Zulip Chat Archive

Stream: general

Topic: set exit code


Matthew Ballard (Feb 14 2022 at 22:08):

I assume there is no way to set the exit code for lean oof.lean in off.lean, correct?

Alex J. Best (Feb 14 2022 at 22:20):

I don't know if there is a recommended way, but if code fails the exit code will be 1, otherwise 0.
So something like

import system.io

meta
def main : io unit :=
do
  l  io.get_line,
  if l = "secret_password" then io.print_ln "good" else io.fail "access denied"

has the following behavior

$ lean --run io.lean
secret_password
good
$ echo $?
0
$ lean --run io.lean
asdas
access denied
$ echo $?
1

Matthew Ballard (Feb 14 2022 at 22:42):

But there is no way to make it emit 0 with asdas, right?
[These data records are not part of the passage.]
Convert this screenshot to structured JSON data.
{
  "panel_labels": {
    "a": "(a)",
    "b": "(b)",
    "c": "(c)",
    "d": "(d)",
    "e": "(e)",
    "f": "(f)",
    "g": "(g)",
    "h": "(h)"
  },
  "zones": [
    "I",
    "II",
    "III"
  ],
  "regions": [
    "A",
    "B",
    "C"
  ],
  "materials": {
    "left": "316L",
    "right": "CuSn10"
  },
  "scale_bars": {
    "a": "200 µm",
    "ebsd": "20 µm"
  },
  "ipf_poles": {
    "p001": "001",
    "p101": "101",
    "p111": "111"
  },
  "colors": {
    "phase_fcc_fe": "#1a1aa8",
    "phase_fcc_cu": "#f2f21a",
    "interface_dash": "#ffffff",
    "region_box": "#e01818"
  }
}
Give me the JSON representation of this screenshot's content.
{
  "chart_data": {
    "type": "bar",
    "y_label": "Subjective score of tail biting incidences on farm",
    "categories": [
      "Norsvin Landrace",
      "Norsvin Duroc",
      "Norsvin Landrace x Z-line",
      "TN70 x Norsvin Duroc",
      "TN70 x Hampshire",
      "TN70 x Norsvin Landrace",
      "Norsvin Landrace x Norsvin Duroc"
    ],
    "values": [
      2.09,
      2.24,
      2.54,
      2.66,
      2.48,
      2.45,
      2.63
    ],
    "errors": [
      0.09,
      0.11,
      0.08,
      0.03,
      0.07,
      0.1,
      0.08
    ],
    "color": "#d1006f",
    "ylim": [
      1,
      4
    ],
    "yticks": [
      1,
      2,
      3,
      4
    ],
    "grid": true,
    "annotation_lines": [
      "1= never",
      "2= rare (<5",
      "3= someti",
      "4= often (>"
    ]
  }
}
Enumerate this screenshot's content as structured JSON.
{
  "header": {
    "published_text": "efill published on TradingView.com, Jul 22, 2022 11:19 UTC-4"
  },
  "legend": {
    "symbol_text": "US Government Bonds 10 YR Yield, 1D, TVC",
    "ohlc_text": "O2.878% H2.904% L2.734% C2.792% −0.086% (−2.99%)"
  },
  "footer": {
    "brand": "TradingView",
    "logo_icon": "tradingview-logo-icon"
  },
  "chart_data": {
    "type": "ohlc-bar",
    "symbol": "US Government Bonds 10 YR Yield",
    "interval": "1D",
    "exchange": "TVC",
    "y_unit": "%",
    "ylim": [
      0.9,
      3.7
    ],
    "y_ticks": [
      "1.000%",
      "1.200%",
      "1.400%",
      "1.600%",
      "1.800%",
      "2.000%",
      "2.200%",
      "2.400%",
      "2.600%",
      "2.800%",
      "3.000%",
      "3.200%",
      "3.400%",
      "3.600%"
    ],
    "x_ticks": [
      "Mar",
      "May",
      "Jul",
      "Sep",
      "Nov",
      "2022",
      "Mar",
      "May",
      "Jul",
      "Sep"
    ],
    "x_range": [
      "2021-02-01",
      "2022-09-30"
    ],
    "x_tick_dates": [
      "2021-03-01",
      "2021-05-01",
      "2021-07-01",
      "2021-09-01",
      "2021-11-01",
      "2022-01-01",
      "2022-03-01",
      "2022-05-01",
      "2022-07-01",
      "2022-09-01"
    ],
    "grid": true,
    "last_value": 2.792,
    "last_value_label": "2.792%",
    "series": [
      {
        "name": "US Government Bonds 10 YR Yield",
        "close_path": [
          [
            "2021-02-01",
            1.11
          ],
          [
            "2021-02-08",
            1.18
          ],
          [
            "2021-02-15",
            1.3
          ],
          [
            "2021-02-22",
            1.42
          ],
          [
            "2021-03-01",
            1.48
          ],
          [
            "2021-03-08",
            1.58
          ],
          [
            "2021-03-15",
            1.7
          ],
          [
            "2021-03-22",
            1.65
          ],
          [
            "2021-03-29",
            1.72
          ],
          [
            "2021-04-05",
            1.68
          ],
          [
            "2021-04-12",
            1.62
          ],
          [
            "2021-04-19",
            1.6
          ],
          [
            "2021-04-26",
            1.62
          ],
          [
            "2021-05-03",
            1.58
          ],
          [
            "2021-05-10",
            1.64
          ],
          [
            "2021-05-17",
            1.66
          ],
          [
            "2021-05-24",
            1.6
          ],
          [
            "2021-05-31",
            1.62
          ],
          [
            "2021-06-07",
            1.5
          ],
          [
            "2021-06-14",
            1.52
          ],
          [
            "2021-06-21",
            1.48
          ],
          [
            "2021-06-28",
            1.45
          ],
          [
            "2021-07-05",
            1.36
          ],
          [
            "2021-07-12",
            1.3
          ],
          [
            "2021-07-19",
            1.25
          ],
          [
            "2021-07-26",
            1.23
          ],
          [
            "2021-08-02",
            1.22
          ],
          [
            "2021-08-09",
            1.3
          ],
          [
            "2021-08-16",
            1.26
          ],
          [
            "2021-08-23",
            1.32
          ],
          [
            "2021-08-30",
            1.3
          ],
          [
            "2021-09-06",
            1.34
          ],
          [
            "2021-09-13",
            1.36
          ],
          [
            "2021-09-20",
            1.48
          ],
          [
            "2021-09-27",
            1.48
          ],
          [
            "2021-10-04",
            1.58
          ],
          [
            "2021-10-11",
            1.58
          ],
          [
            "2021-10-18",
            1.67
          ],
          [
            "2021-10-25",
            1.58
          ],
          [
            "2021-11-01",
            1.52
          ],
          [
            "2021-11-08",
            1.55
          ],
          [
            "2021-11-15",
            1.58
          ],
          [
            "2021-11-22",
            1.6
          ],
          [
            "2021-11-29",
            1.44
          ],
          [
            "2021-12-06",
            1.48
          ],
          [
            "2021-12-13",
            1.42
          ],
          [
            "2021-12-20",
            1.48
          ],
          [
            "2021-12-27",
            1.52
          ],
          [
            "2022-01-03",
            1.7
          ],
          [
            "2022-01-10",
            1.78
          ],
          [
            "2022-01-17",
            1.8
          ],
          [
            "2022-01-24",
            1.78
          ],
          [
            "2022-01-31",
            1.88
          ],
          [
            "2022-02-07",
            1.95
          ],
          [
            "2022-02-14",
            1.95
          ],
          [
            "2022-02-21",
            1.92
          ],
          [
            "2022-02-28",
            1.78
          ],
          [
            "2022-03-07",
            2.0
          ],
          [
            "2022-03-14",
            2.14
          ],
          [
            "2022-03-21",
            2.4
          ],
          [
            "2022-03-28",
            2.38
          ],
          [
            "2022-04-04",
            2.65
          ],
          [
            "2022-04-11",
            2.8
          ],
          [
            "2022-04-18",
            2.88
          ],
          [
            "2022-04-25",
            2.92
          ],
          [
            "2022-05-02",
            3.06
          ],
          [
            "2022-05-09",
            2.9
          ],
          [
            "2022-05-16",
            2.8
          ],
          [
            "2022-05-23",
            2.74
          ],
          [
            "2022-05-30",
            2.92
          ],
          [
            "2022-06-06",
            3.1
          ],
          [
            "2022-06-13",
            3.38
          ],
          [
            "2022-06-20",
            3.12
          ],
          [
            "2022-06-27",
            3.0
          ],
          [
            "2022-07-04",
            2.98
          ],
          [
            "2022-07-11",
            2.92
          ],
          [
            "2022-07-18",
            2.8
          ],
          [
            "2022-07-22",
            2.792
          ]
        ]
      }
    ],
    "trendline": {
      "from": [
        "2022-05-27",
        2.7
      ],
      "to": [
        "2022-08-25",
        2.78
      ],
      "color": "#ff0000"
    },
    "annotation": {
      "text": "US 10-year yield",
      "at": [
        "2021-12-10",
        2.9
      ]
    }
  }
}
Matthew Ballard (Feb 14 2022 at 22:43):

I realize this is a silly behavior when you verifying something but wanted to check

Alex J. Best (Feb 14 2022 at 23:03):

I guess there is no way to make lean exit zero if there is an error anywhere? But if the code checks with code 0 then you could choose when the code fails and emits 1, separately to whatever you print (you can always call tactics and capture the errors and print them, rather than letting the exception propogate up the call stack). But if there is something that genuinely errors in a tactic you don't control I don't know how you could capture that.

Matthew Ballard (Feb 15 2022 at 13:34):

Last I checked introducing constant proof : My_HWwill give you an exit of 0 where you might have had 1 before. But I am really looking for some functionality to set the exit code directly. I was 90% sure such a thing doesn’t exist. Now it’s 99%

Sebastian Ullrich (Feb 15 2022 at 13:45):

The only robust way to check whether a Lean file has indeed proved something is by inspecting the resulting .olean (or other export) file from outside the Lean process that created it. This is of course much easier in Lean 4 where there is a Lean API to do that, but if you are familiar with Haskell, Scala, or Rust, you could also extend one of the external Lean 3 checkers for that. In fact, depending on their output and pretty printer, it might be sufficient to carefully parse their output without modifying them.

Matthew Ballard (Feb 15 2022 at 13:48):

Thanks! I’ll definitely take a look. I assume the external tools are equally pleasant?

Gabriel Ebner (Feb 22 2022 at 16:43):

This is of course much easier in Lean 4 where there is a Lean API to do that

We also have an API to import modules in Lean 3. Note that using withImportModules is not safe in Lean 4 (i.e., it can easily crash Lean), so be careful when using it for a proof checker.